Figure 7. CTL Targeting of Y. pseudotuberculosis-Associated APCs Does Not Induce Bacterial Uptake by APCs.

(A) Bone-marrow derived macrophages were pulsed with CrpA_63–71 peptide, infected with Y. pseudotuberculosis and exposed to CrpA_63–71-specific CTLs at a ratio of 10∶1 CTL∶APC for four hours, after which culture supernatants were evaluated for the presence of the cytoplasmic enzyme lactate dehydrogenase (LDH). The EL4 thymoma cells were used as control antigen-presenting cells. Released LDH was normalized to the maximal amount of released LDH and % cytotoxicity calculated (see Methods). Shown are the mean and standard error of the mean (SEM) for triplicate samples. (B) Macrophages were treated with peptide and Y. pseudotuberculosis, exposed to CTLs at a ratio of 10∶1 CTL∶APC for 15 minutes, then cells were fixed and assayed for the presence of extra- and intracellular bacteria by immunofluorescence microscopy. Representative images from one of four experiments are shown. Macrophage treatment conditions: panels 1–5 T3SS⁺ bacteria, panels 6–10 T3SS⁻ bacteria, panels 11–15 T3SS⁺ bacteria and CrpA-specific CTLs (no peptide), panels 16–20 T3SS⁺ bacteria, CrpA_63–71 peptide, and CrpA-specific CTLs. Panels from left to right show CD11b⁺ macrophages (green), extracellular Yersinia (red), internalized Yersinia (blue), merged images, and phase contrast. White bar represents 10 µm. (C) Quantification of intracellular bacteria: infected macrophages were scored for intra- and extracellular bacteria and % intracellular Y. pseudotuberculosis calculated. Values shown are mean and SEM for triplicate samples, and results are representative of three experiments.

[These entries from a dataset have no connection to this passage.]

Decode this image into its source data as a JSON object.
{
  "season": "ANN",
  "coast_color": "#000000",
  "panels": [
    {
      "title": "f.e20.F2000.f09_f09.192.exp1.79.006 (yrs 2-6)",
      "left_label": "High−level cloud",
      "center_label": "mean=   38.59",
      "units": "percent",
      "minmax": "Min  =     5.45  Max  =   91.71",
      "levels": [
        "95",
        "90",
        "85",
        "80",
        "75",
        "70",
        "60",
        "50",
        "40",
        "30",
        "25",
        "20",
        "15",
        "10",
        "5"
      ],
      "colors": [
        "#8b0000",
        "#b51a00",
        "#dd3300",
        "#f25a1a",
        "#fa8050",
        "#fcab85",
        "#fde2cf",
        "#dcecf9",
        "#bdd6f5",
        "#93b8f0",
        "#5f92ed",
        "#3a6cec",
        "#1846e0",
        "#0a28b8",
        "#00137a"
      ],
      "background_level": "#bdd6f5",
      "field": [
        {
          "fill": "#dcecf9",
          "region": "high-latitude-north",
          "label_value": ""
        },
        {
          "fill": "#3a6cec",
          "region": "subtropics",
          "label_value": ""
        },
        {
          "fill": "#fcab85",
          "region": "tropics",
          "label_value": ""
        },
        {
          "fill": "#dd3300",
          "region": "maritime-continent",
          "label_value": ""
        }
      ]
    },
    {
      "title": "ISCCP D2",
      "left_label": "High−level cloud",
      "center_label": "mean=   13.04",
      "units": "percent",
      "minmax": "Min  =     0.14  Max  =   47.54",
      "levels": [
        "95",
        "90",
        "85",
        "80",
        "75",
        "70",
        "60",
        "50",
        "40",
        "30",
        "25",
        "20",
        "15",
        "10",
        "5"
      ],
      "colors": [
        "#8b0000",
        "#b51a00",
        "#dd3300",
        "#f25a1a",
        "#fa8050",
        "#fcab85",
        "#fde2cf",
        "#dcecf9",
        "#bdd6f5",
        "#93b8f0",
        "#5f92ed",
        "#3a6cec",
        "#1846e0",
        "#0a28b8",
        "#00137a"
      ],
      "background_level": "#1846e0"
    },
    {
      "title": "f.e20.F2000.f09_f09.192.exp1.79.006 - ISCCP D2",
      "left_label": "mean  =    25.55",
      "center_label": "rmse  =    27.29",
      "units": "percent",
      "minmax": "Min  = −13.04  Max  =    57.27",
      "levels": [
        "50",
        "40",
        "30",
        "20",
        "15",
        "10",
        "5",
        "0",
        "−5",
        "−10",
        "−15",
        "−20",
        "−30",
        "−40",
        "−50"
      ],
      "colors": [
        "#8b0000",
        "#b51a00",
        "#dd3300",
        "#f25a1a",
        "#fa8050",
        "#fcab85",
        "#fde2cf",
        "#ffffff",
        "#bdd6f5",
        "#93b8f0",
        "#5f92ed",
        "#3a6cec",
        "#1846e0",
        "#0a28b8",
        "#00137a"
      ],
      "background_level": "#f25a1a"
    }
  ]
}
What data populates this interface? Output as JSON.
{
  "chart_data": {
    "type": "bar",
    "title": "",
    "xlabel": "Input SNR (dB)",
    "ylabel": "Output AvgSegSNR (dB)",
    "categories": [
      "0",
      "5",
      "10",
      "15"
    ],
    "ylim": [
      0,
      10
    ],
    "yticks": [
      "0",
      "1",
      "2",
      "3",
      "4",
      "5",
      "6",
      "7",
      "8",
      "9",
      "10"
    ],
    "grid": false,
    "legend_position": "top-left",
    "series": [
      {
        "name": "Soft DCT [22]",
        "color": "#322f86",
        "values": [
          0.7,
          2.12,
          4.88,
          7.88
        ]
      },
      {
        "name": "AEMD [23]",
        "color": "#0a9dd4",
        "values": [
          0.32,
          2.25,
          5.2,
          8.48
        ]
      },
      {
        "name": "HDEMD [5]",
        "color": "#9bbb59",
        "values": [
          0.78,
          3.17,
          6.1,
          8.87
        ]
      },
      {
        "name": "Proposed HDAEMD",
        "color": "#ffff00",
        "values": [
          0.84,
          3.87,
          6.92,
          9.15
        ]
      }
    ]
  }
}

Figure 8. CTL Targeting Eliminates Both APCs and APC-Associated Y. pseudotuberculosis by Bystander Phagocytosis.

(A) Immunofluorescence images of GFP⁺ APCs, pre-treated with media (panels 1–3), apoptosis-inducing gliotoxin (panels 4–6), Y. pseudotuberculosis (panels 7–9), Y. pseudotuberculosis and CrpA-specific CTLs (panels 10–12), or Y. pseudotuberculosis, CrpA_63–71 peptide and CrpA-specific CTLs (panels 13–15), then exposed to IFNγ-activated macrophages. Panels from left to right show merged images of GFP⁺ APCs (green) with extracellular Yersinia (pink) and intracellular Yersinia (blue) (merge), phase contrast (phase), and phase contrast merged with GFP⁺ APCs (GFP and phase). Arrowheads indicate GFP⁺ cells, arrows indicate bacteria. White bar represents 10 µm. (B) Quantification of GFP⁺ host cells phagocytosed by activated macrophages. GFP⁺ cells were scored as unattached, attached or ingested by GFP⁻ activated macrophages and % ingested GFP⁺ host cells calculated. (C) Quantification of localization of Y. pseudotuberculosis associated with GFP⁺ APCs was performed similarly as described in Figure 7 legend: bacteria associated with GFP⁺ APCs were scored for intra- and extracellular localization and % intracellular bacteria calculated. Results shown are the mean and SEM of three triplicate samples per experiment; results are representative of three separate experiments. (D) Quantification of intracellular bacteria in macrophages exposed to TTSS⁺ or TTSS⁻ Y. pseudotuberculosis (no CTLs or peptide present). (E) Model of CTL restriction of Y. pseudotuberculosis: CTLs target bacteria-associated antigen-presenting cells for killing, apoptotic cells and attached bacteria are then engulfed and removed by neighboring phagocytes.